„The Civil Wars“

Eine Kritik von Jill Cornet (Studierende Uni Freiburg)

In Kooperation mit dem Deutschen Seminar der Universität Freiburg besuchen StudentInnen im Rahmen eines Seminars die Gastspiele des Festivals. Ihre Kritiken veröffentlichen wir hier ungefiltert.


Am 22. November wurde im Rahmen des Festivals Politik im freien Theater zum zweiten Mal The Civil Wars, eine Produktion von Milo Rau, aufgeführt. Ein Wohnzimmer wird zum Austragungsort der persönlichen Geschichten der Darsteller. Dieses Bühnenbild erinnert an ein gemütliches, heimisches Wohnzimmer, und der Eindruck, dass die Darsteller das Publikum in ihren privaten Raum einladen, um mit ihm über persönliche Erlebnisse und Geschehnisse zu reden, gibt dem Stück den Rahmen eines privaten Ortes, der nicht mit dem öffentlichen Raum des Theaters in Verbindung steht. Der Prolog und der Epilog, die beide auf die Situation einer fremden Person im heimischen Wohnzimmer Bezug nehmen, unterstreichen diesen Eindruck der Privatheit. Bereits im  Prolog spricht Sébastien Foucault, einer der beiden französischsprachigen Schauspieler, über das irritierende Gefühl, das einen überkommt wenn man sich in einem fremden Wohnzimmer befindet.

Neben ihm stehen, oder viel mehr sitzen, drei weitere Schauspieler auf der Bühne. Sara de Bosschere und Johan Leysen, die ihre jeweiligen Erlebnisse in flämischer Sprache erzählen, und Karim Bel Kacem, der ebenfalls Französisch spricht. Der Eindruck, sich in einem fremden Wohnzimmer zu befinden, verlässt das Publikum während der, in fünf „Kapitel“, gegliederten Vorstellung nicht. Die große Leinwand, die die Gesichter der Schauspieler während ihrer Erzählungen abbildet, zeigt jegliche Gefühlsregung und unterstreicht weiter das Gefühl des Zuschauers sich in einer privaten Unterhaltung zu befinden.

Prolog und Epilog beschäftigen sich mit der Geschichte eines belgischen Jugendlichen, der nach Syrien geht, um dort an der Seite der Djihadisten zu kämpfen.

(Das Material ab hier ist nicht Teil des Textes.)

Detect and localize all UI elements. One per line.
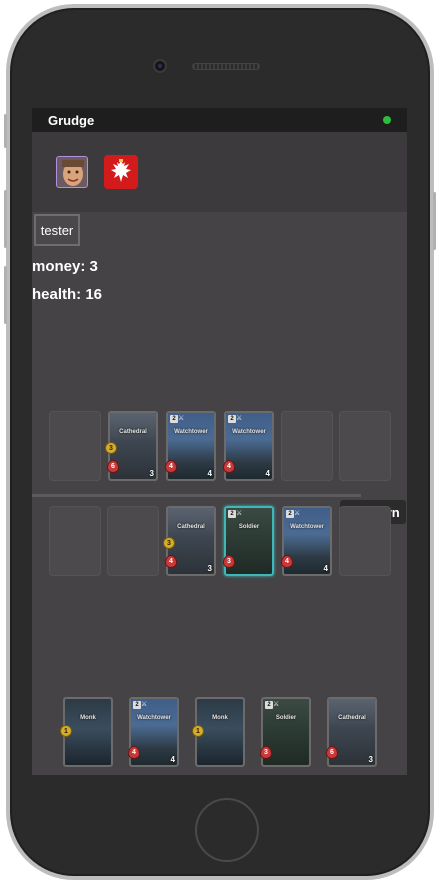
health-drop-icon: 4 bbox=[165, 555, 177, 568]
card-attack: 4 bbox=[265, 469, 270, 478]
card-name: Cathedral bbox=[177, 524, 205, 530]
card-cost-chip: 2 bbox=[265, 701, 273, 709]
card[interactable]: Cathedral 3 6 3 bbox=[105, 411, 158, 481]
card-attack: 4 bbox=[207, 469, 212, 478]
money-bag-icon: 3 bbox=[163, 537, 175, 549]
sword-icon: ⚔ bbox=[273, 701, 280, 708]
empty-board-slot[interactable] bbox=[49, 506, 101, 576]
card-name: Soldier bbox=[238, 524, 260, 530]
card[interactable]: Monk 1 bbox=[192, 697, 245, 767]
silent-switch bbox=[4, 114, 7, 148]
sword-icon: ⚔ bbox=[236, 510, 243, 517]
card-cost-chip: 2 bbox=[286, 510, 294, 518]
opponent-area bbox=[32, 132, 407, 212]
card-cost-chip: 2 bbox=[228, 415, 236, 423]
card-name: Soldier bbox=[275, 715, 297, 721]
face-avatar-icon[interactable] bbox=[56, 156, 88, 188]
card[interactable]: Cathedral 6 3 bbox=[326, 697, 377, 767]
money-label: money: 3 bbox=[32, 258, 98, 275]
health-drop-icon: 4 bbox=[165, 460, 177, 473]
app-title: Grudge bbox=[48, 113, 95, 128]
money-bag-icon: 1 bbox=[60, 725, 72, 737]
sword-icon: ⚔ bbox=[141, 701, 148, 708]
card[interactable]: Soldier 2 ⚔ 3 bbox=[260, 697, 311, 767]
card-attack: 4 bbox=[323, 564, 328, 573]
card-name: Watchtower bbox=[290, 524, 324, 530]
card[interactable]: Soldier 2 ⚔ 3 bbox=[223, 506, 274, 576]
card-cost-chip: 2 bbox=[133, 701, 141, 709]
health-drop-icon: 4 bbox=[281, 555, 293, 568]
card-name: Watchtower bbox=[137, 715, 171, 721]
card-name: Watchtower bbox=[174, 429, 208, 435]
money-bag-icon: 1 bbox=[192, 725, 204, 737]
empty-board-slot[interactable] bbox=[107, 506, 159, 576]
health-drop-icon: 3 bbox=[260, 746, 272, 759]
volume-up-button bbox=[4, 190, 7, 248]
card[interactable]: Cathedral 3 4 3 bbox=[163, 506, 216, 576]
money-bag-icon: 3 bbox=[105, 442, 117, 454]
card-attack: 3 bbox=[368, 755, 373, 764]
card[interactable]: Watchtower 2 ⚔ 4 4 bbox=[165, 411, 216, 481]
speaker-grille bbox=[192, 63, 260, 70]
card-cost-chip: 2 bbox=[228, 510, 236, 518]
camera-icon bbox=[153, 59, 167, 73]
health-label: health: 16 bbox=[32, 286, 103, 303]
card[interactable]: Watchtower 2 ⚔ 4 4 bbox=[128, 697, 179, 767]
volume-down-button bbox=[4, 266, 7, 324]
empty-board-slot[interactable] bbox=[339, 411, 391, 481]
card[interactable]: Watchtower 2 ⚔ 4 4 bbox=[281, 506, 332, 576]
card-name: Cathedral bbox=[119, 429, 147, 435]
card-name: Monk bbox=[212, 715, 228, 721]
empty-board-slot[interactable] bbox=[281, 411, 333, 481]
polish-eagle-emblem-icon[interactable] bbox=[104, 155, 138, 189]
card-name: Watchtower bbox=[232, 429, 266, 435]
home-button[interactable] bbox=[195, 798, 259, 862]
card-attack: 4 bbox=[170, 755, 175, 764]
card-name: Cathedral bbox=[338, 715, 366, 721]
health-drop-icon: 4 bbox=[223, 460, 235, 473]
card-name: Monk bbox=[80, 715, 96, 721]
health-drop-icon: 6 bbox=[107, 460, 119, 473]
sword-icon: ⚔ bbox=[178, 415, 185, 422]
card[interactable]: Monk 1 bbox=[60, 697, 113, 767]
connection-status-icon bbox=[383, 116, 391, 124]
health-drop-icon: 3 bbox=[223, 555, 235, 568]
card[interactable]: Watchtower 2 ⚔ 4 4 bbox=[223, 411, 274, 481]
card-attack: 3 bbox=[149, 469, 154, 478]
sword-icon: ⚔ bbox=[236, 415, 243, 422]
board-divider bbox=[32, 494, 361, 497]
player-name-button[interactable]: tester bbox=[34, 214, 80, 246]
sword-icon: ⚔ bbox=[294, 510, 301, 517]
health-drop-icon: 4 bbox=[128, 746, 140, 759]
card-attack: 3 bbox=[207, 564, 212, 573]
empty-board-slot[interactable] bbox=[339, 506, 391, 576]
card-cost-chip: 2 bbox=[170, 415, 178, 423]
health-drop-icon: 6 bbox=[326, 746, 338, 759]
title-bar: Grudge bbox=[32, 108, 407, 132]
empty-board-slot[interactable] bbox=[49, 411, 101, 481]
power-button bbox=[433, 192, 436, 250]
game-screen: Grudge tester money: 3 health: 16 Cathed… bbox=[32, 108, 407, 775]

Sein Vater setzt alles in Bewegung, um seinen Sohn nach Belgien zurück zu holen, was ihm am Ende auch gelingt. Es wird deutlich: Eine solche aktive Vaterfigur, die für sein Kind und dessen Wohlbefinden kämpft, wünscht sich jeder. Im Mittelpunkt der privaten Geschichten der Darsteller steht, im Gegensatz dazu, das Fehlen einer solchen Vaterfigur. Die Erzählungen zeigen beispielhaft die gesellschaftlichen Veränderungen in Europa in den letzten Jahrzehnten und die Schauspieler nutzen das Medium Theater um den Schritt aus dem privaten Raum in die Öffentlichkeit zu tätigen.

Am Ende bleibt die Frage, die jeder Zuschauer für sich selbst beantworten muss, ob und wie und in welchem Rahmen man aktiv werden kann, um die Gesellschaft und die Politik Europas mitgestalten zu können.